Current events are often a losing proposition based on making financial decisions.

“Making a radical change in the future is all about uncertainty [you’ll] regret, ”said Don Bennyhoff, chief investment officer for Liberty Wealth Advisors and a former investment strategist at Vanguard.

Over the Crisis of the Look Back The last century and you see that stocks have come back faster than anyone could have expected at the moment, and the average over time.

For example, since the financial crisis hit in 2008, the S&P 500 has returned 11% year-on-year through 2021, according to data analyzed by First Trust Advisors. The worst year in that period was 2008, when stocks fell 38%. But in most of the years that followed, the index posted a gain. And four of its annual gains ranged between 23% and 30%.

If you go back as far as 1926, that annual average return on the S&P has been 10.5%.

“Staying the course may be your nerves, but it can be the healthiest for your portfolio,” Williams said.

This period could be a period of diverge from nuclear patterns. Globally, he noted, “we’d have more to invest in than our investment portfolios.”

It’s easy to say you have a high tolerance for risk when stocks are soaring. But you have the ability to stomach the volatility that inevitably comes with overtime.

So review your holdings to make sure they still align with your risk tolerance ahead of a rockier road. And while you’re at it, figure out what it means to “lose” money.

“There are many definitions of risk and loss,” Bennyhoff said.

For instance, if you’re keeping money in a savings account or CD, any interest you’re earning is likely outpaced by inflation. So while you preserve your principal, you lose overtime.

Then again, if it’s more important than a year or two of risk-taking, it may be worth it when you invest in stocks – that inflation-based loss may be worth it. a “sleep-easy return.”

That said, for longer-term goals, figure out how much you feel comfortable and get some savings and gains at a higher return and avoid inflation.

“Overtime you’re better off and safer as a person if you can grow your wealth,” Adam said.

Given record stock returns in the past few years, now is a good time to rebalance your portfolio if you haven’t done so.

For instance, Adam said, you may be overweight in growth stocks.

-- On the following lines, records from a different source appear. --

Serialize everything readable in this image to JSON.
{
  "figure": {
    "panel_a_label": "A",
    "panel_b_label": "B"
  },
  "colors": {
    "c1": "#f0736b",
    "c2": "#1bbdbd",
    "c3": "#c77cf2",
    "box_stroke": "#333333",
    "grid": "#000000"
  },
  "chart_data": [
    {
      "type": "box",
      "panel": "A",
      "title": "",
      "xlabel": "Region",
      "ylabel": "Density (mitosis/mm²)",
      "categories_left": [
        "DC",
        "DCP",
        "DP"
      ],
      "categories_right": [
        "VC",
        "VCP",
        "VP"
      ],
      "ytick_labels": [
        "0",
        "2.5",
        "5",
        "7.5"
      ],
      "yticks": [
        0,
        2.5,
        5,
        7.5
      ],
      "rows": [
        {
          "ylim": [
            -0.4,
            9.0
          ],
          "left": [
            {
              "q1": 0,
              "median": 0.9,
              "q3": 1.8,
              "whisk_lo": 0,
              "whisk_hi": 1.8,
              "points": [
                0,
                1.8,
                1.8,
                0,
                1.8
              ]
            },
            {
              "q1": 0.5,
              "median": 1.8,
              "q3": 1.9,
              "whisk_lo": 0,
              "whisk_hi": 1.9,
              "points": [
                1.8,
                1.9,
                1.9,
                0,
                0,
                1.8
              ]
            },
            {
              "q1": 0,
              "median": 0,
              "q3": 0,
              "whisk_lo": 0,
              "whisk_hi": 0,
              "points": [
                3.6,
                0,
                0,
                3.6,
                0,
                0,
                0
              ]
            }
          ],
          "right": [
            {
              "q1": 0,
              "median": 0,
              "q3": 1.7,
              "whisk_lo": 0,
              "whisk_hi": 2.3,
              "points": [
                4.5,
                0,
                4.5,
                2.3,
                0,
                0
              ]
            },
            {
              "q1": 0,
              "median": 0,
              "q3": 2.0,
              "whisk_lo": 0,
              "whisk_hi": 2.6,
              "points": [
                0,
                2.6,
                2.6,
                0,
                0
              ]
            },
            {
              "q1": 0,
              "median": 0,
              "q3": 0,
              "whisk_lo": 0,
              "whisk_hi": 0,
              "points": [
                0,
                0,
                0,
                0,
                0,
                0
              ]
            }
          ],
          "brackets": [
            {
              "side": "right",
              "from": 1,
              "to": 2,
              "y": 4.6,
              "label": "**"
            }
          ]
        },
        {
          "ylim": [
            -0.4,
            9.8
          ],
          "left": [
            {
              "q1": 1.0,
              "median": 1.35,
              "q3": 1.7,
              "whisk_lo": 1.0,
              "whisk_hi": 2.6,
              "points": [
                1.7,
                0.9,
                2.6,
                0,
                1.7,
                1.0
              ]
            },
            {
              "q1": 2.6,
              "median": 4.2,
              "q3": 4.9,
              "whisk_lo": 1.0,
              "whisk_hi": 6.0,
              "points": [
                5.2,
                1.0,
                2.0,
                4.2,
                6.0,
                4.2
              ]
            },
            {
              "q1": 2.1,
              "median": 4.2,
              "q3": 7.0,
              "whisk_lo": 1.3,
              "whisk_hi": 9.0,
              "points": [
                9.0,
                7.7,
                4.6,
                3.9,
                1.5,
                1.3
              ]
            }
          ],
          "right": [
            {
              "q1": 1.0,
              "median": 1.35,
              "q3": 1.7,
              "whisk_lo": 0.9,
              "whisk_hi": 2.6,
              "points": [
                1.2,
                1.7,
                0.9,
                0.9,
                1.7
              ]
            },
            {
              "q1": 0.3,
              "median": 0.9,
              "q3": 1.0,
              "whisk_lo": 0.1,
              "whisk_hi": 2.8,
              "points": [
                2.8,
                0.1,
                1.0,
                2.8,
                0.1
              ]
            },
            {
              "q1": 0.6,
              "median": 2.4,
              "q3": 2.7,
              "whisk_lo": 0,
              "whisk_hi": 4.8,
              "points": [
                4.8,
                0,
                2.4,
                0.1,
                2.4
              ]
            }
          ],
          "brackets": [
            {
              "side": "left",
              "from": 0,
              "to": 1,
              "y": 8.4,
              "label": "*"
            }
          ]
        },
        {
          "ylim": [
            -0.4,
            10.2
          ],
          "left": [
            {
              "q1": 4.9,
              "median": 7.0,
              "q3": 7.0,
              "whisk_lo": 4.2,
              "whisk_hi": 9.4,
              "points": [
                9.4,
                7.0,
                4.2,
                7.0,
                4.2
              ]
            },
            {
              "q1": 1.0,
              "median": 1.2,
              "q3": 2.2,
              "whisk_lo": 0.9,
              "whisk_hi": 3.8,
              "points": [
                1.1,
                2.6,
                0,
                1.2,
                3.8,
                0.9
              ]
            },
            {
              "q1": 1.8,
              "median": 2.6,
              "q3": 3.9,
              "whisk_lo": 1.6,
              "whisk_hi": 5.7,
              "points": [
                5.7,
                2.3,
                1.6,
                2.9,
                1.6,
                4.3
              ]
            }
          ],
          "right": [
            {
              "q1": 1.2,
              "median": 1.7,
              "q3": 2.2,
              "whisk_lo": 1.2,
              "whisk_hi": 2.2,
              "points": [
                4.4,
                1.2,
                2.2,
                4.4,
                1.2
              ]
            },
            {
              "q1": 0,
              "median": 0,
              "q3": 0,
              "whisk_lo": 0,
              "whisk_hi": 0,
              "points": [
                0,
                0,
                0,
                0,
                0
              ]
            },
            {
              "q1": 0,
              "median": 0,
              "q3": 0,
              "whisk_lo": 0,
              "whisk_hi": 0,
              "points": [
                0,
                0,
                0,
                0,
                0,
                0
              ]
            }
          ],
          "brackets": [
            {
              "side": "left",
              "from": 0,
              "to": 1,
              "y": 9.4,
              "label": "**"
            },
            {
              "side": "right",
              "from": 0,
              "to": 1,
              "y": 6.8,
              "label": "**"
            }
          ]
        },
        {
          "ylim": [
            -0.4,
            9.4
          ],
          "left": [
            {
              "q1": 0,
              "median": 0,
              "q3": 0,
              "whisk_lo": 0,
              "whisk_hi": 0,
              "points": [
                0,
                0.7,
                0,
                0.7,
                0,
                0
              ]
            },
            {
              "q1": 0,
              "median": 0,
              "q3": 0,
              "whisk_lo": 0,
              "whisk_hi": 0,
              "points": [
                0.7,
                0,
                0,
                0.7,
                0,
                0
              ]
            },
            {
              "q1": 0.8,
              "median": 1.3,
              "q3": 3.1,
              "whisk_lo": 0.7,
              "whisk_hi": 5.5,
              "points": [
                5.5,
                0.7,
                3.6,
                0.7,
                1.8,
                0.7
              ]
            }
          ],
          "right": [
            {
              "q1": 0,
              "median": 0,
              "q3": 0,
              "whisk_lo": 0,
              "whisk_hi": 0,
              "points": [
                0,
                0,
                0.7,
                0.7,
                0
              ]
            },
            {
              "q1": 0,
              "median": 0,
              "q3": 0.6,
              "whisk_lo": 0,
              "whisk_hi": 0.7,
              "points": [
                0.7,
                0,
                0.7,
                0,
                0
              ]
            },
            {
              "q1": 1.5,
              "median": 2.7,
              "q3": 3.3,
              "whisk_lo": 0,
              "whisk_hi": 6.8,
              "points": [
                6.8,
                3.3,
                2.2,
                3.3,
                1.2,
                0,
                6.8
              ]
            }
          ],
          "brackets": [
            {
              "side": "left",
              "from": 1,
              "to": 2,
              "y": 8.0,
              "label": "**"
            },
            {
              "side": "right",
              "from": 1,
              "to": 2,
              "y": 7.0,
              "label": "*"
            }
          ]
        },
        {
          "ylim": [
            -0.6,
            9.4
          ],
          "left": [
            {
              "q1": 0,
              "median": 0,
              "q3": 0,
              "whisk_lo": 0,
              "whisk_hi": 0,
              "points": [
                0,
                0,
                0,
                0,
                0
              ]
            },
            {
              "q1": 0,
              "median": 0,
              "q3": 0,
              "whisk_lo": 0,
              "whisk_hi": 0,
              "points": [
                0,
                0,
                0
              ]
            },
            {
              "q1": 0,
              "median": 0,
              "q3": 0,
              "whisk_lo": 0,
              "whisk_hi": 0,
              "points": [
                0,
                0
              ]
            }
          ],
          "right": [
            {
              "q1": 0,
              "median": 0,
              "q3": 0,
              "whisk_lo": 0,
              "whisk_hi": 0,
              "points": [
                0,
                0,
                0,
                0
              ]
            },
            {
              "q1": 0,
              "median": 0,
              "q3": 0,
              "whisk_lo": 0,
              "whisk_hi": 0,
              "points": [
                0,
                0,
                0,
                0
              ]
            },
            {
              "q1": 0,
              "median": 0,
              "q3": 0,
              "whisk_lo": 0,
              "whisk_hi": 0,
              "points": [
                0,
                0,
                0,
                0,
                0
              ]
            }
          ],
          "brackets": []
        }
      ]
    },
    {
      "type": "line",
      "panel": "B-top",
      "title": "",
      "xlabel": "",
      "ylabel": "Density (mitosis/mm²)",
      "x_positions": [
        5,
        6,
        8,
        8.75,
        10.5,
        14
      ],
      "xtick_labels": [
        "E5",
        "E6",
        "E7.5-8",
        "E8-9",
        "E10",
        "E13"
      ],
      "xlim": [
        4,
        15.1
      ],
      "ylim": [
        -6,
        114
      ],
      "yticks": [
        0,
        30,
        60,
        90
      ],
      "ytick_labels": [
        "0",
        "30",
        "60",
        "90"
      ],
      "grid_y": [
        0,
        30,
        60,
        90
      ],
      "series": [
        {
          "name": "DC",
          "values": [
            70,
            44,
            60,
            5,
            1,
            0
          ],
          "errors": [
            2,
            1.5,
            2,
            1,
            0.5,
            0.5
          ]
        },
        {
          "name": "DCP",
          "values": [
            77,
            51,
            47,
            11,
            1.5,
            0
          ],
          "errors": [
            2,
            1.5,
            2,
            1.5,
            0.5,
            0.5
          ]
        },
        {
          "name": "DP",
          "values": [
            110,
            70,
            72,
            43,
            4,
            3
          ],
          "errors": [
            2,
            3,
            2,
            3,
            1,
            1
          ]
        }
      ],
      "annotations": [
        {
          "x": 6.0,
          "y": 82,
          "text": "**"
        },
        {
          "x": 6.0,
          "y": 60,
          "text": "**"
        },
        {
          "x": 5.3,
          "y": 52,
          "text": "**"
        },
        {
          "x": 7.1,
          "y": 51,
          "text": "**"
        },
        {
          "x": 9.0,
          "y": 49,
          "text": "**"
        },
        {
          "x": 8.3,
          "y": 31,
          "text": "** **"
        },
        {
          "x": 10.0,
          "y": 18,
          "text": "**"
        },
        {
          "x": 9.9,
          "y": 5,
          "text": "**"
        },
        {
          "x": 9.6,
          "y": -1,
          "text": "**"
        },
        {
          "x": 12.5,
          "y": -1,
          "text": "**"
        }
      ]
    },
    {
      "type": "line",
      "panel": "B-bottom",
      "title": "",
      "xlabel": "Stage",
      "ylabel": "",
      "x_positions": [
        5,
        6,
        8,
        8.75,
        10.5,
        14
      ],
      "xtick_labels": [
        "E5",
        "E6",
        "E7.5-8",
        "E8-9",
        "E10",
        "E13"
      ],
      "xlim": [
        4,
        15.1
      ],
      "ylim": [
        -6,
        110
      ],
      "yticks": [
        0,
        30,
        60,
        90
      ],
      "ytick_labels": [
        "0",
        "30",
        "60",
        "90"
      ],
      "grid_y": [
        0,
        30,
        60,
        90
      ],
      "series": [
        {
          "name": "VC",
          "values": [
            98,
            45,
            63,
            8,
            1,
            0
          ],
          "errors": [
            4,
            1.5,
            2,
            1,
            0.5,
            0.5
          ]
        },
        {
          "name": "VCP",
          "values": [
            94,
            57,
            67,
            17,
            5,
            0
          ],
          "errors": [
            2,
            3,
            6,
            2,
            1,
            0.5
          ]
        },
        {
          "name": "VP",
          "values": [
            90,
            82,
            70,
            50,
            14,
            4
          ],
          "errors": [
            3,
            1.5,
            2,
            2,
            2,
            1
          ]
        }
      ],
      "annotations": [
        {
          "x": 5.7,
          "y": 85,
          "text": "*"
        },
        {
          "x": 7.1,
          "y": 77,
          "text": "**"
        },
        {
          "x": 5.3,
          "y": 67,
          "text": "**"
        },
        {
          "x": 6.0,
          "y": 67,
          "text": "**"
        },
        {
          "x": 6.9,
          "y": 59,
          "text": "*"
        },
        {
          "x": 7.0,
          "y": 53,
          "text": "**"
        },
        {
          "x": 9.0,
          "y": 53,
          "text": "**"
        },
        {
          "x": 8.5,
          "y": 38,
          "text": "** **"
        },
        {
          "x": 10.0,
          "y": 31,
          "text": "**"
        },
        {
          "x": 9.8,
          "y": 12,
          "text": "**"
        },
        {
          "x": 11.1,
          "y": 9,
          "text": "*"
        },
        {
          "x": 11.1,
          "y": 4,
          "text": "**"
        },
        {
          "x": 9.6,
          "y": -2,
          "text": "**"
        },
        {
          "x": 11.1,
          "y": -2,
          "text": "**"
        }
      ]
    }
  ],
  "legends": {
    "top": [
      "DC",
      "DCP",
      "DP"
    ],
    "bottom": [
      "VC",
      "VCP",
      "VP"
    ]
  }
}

A mutual fund through slower-growing, dividend-demanding value stocks to help you stabilize your returns going forward, perhaps even reallocating some money.

And check that you have at least some exposure to bonds. While the worst quarterly return on inflation has been in high-quality bonds for 40 years, don’t count them out.

“Should a recession result from the Fed’s aggressive interest rate hikes to quell inflation, bonds are likely to do well. Recessions tend to be more kinder to high quality bonds than they are to stocks, ”Bennyhoff said.

If you have a big lump sum – maybe you just sold your business or house, or you got an inheritance or big bonus – you may wonder what to do with it now.

Given all the global uncertainty, Adam recommends investing in smaller chunks periodically – eg, every month for a given period of time – rather than once.

“This week’s news will be different from next week’s news,” she said.

Whatever the news today, building financial security requires a cool, steady hand over time.

“Don’t let your feelings about the economy or the markets sabotage your long-term growth. Stay invested, stay disciplined. History shows that what people – or even experts – think about the market is usually wrong. The best way to meet your long-term goals is to just stay invested and stick to your allocation, ”Adam said.

Doing so will help minimize any damage in a rough market in 2022.

“If you’ve built an appropriately diversified portfolio that matches your time horizon and risk tolerance, it’s likely to drop in the recent market,” said Williams.

Remember, too: It’s impossible to make perfect choices since no one has perfect information.

“Collect your facts. Try to make the best decision based on those facts plus your individual goals and risk tolerance. ” Said Adam. Then, she added, “Let go.”